I finally got the courage to walk again and found--a barber shop. Whoa. Hold on. I cannot possibly get a haircut there. No way.
I walked back and forth in the surrounding area and there's no salon to cut my rope-like hair. It seemed to be a huge burden at the time because it's getting too hot. I cannot breathe with my long hair! It needs to be shortened-badly. I asked one sales person from Watson's--of all places--if she knows any salon in the area. She can't help but smile and said no. I looked like an idiot and was given a no. Ding, ding, ding! Time's up. Enough of the crazy ideas.
With sagging shoulders, I went home and settled on the couch. I didn't know Roomie was still there. I was staring at nothing with the fan blowing at my face because I am overheating from too much walking; I'm definitely not a jogger anymore. I immediately grabbed my cell to avoid further interrogations of the inner turmoil in my fat head.
He had this bed-rumpled hair and unfocused eyes that spelled "I just woke up". I muttered something like "I didn't know you're there."
To make the long story short, I ended up giving him a summary of the interview and then shared a bit about the cold manager. He replied with, "She's like that all the time, right?" I just agreed to end the conversation.
The huge silence was deafening. It would've been better if I talked to myself. I would have gotten more answers than I was expecting from him. He is about to go to work and I understand that as an excuse.
If he really didn't have time, he should have continued his daily routine and ignored me completely. It would have been better that way instead of leaving me with an impression of being judged which was the last thing on my list of most hated emotions after all the emotional roller coaster I've been through.
I should have listened to my instinct and did not tell him about my awesome day.
My sister, the best listener of all, gave me lectures about doing this and that. Roomie and my sister must have been siblings in their past life because the only difference they have when it comes to being judgmental is that my sister puts them into words and he keeps his mouth shut.
I don't like puzzles if it's not in apps or real-life games. Too much stress is giving me ulcers and I'm having a hard time sleeping. I want to curse and break plates but it wouldn't do anything. More than anything, my pride was hurt. Being fired was one thing but being judged by my own sister and roomie, it's too much to handle.
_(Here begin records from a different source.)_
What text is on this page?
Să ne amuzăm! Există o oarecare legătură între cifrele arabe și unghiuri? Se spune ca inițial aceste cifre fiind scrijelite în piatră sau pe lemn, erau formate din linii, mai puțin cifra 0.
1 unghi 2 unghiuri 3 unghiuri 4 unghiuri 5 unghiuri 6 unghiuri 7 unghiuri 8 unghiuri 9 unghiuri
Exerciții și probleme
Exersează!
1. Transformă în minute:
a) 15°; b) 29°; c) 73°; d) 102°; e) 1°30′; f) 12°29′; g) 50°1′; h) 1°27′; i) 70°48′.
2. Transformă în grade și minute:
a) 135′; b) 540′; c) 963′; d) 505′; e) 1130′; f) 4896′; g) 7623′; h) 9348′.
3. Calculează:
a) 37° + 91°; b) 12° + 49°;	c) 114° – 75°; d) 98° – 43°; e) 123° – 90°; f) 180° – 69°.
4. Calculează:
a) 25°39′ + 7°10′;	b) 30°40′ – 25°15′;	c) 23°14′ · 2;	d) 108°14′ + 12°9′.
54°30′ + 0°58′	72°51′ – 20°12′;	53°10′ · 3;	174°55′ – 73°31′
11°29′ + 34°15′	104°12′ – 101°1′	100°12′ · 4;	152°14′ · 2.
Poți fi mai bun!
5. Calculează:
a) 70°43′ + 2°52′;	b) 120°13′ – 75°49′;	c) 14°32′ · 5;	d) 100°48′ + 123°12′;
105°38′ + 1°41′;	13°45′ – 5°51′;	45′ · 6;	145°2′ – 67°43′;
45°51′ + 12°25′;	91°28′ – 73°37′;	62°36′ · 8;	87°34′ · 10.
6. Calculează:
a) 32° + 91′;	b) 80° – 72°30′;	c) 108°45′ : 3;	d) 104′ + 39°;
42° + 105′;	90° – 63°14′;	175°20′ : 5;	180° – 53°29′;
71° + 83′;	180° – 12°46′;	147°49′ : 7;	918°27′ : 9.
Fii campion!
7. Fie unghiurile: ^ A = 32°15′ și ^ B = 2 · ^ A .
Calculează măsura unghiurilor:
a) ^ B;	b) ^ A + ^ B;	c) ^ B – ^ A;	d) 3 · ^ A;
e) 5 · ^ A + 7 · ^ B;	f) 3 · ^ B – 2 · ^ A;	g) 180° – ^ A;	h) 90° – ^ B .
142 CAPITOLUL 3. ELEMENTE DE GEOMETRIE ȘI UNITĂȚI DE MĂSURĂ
If they're robbers, I just want to surrender. I am tired of playing. Please rob me as fast as you can so we can get it over and done with.
Is it too much to listen to someone? Or maybe it's just me. I always relied on people when the going gets tough. I haven't been alone when a storm hits the center of TEQUILA. She's always been with a lemon who will listen to her rants and raves.
Maybe this is another lesson for me. I should learn to survive on my own because I've always depended on others for support. I should learn to cope up without broadcasting my never-ending complaints and traumatic events.
Sometimes a girl who got her knees bruised, needs to rest in between the surprise of getting wounded and the realization that it would leave a scar to put her life back together.